This old house
Port Edwards township historic home razed
By Kris Leonhardt
NEKOOSA – Peggy Wettstein’s emotional connection to the historic home was noticeable in the days before the old town of Port Edwards home came down.
“I heard from a grandchild who said he believed his grandparents, Gottlieb and Blanche Gildenzopf’s old farmhouse burned down in 1967. Up to that point, that house was the oldest in the township of Port Edwards. After that, the old timers told my parents that their home became the oldest, being built in 1883,” Wettstein said.
Abstracts date the home back to June 18, 1883, and a man named William Polzin. An 1889 notice in the Wood County Reporter stated that Polzin proved the land in Aug. 1889 in Grand Rapids, with Albert Johns, William Dumas, Amos Sharkey, Herman, Jachnig, all of Port Edwards, serving as witnesses to his continuous residence and cultivation of the land.
“In 1903, as the abstract states, a small section of land was given to be used for a school to be built, and it was the German-Lutheran school. And, it has in the abstract the name of the trustees, Gustave Wittenberg is one of them… Before that time, the only school out here was up on the corner of Wood Avenue and (County) Highway G. What more recently was the Head West tavern; that was the first schoolhouse out here.
“In 1907, that’s when they built the three public schools out here.
“Sometime after 1907, the German Lutheran school was moved down the road and used as a church. But, it originated on this property.
“In 1943, my dad and his dad, who farmed together bought this piece of property on a sealed bid for $500.”
Jasper Egland, Sr., and Jasper Egland, Jr., purchased the farm in August with the idea to tear all of the buildings down.
At that time, the farm had become known as Wood County’s “worst-looking farm” after a picture was displayed at the 1940 Central Wisconsin State Fair, labeling it as such.
“It was dilapidated for many, many years; the house sat vacant.
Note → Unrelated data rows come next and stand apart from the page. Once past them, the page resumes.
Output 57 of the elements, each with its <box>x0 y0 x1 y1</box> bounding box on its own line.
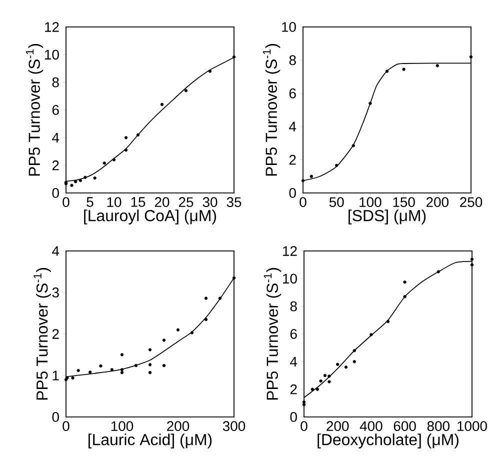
y-tick-label: 10 <box>282 22 296 32</box>
x-tick-label: 0 <box>62 421 70 432</box>
y-axis-title: PP5 Turnover (S$^{-1}$) <box>26 44 44 176</box>
y-tick-label: 12 <box>45 22 59 32</box>
y-axis-title: PP5 Turnover (S$^{-1}$) <box>34 268 51 400</box>
y-tick-label: 2 <box>289 154 296 165</box>
y-tick-label: 8 <box>289 55 296 66</box>
x-tick-label: 200 <box>326 421 349 432</box>
y-tick-label: 4 <box>52 246 60 256</box>
y-tick-label: 2 <box>290 384 297 394</box>
x-tick-label: 0 <box>300 197 306 208</box>
y-tick-label: 4 <box>289 122 296 132</box>
x-tick-label: 600 <box>394 421 416 432</box>
x-tick-label: 200 <box>167 421 190 432</box>
x-tick-label: 20 <box>154 197 170 208</box>
x-axis-title: [Lauroyl CoA] (μM) <box>84 210 216 224</box>
x-tick-label: 100 <box>360 197 382 208</box>
y-tick-label: 6 <box>52 105 59 115</box>
x-tick-label: 35 <box>226 197 242 208</box>
x-tick-label: 200 <box>426 197 448 208</box>
x-tick-label: 5 <box>86 197 94 207</box>
y-tick-label: 1 <box>52 370 59 380</box>
x-tick-label: 30 <box>202 197 218 208</box>
y-axis-title: PP5 Turnover (S$^{-1}$) <box>264 268 282 400</box>
y-tick-label: 4 <box>52 132 60 142</box>
y-tick-label: 12 <box>283 246 297 256</box>
x-tick-label: 800 <box>427 421 450 432</box>
y-tick-label: 8 <box>290 301 297 312</box>
x-tick-label: 15 <box>131 197 146 207</box>
x-tick-label: 10 <box>107 197 122 208</box>
y-tick-label: 0 <box>289 188 296 198</box>
y-tick-label: 6 <box>290 329 297 339</box>
x-tick-label: 150 <box>393 197 415 208</box>
x-axis-title: [Lauric Acid] (μM) <box>88 434 212 448</box>
y-tick-label: 4 <box>290 356 298 366</box>
x-tick-label: 0 <box>62 197 70 208</box>
x-tick-label: 25 <box>178 197 194 208</box>
x-tick-label: 250 <box>460 197 482 208</box>
x-tick-label: 300 <box>222 421 246 432</box>
y-tick-label: 6 <box>289 88 296 98</box>
x-tick-label: 50 <box>329 197 344 208</box>
y-tick-label: 10 <box>45 50 59 60</box>
x-tick-label: 1000 <box>458 421 487 432</box>
y-tick-label: 3 <box>52 288 59 298</box>
x-tick-label: 0 <box>300 421 308 432</box>
x-tick-label: 400 <box>360 421 382 432</box>
y-tick-label: 0 <box>52 412 59 422</box>
y-tick-label: 0 <box>290 412 297 422</box>
y-tick-label: 8 <box>52 77 59 88</box>
y-axis-title: PP5 Turnover (S$^{-1}$) <box>262 44 280 176</box>
x-axis-title: [Deoxycholate] (μM) <box>318 434 458 448</box>
y-tick-label: 0 <box>52 188 59 198</box>
x-axis-title: [SDS] (μM) <box>348 210 426 224</box>
y-tick-label: 10 <box>283 274 297 284</box>
y-tick-label: 2 <box>52 160 59 170</box>
x-tick-label: 100 <box>111 421 134 432</box>
y-tick-label: 2 <box>52 329 59 339</box>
Back then, if people didn’t have a place to go and they would be moving through, they would move in until the sheriff made them get out. So, there were various people who lived there. In fact, after my folks lived there, a lot of times my dad would be working. She would have the little kids and some strange person would come to the door, because they had lived there at one time.”
Wettstein said that her parents ended up fixing up the house and living there.
“I don’t think they ever intended to spend the rest of their years there, but they moved there in 1946,” she said.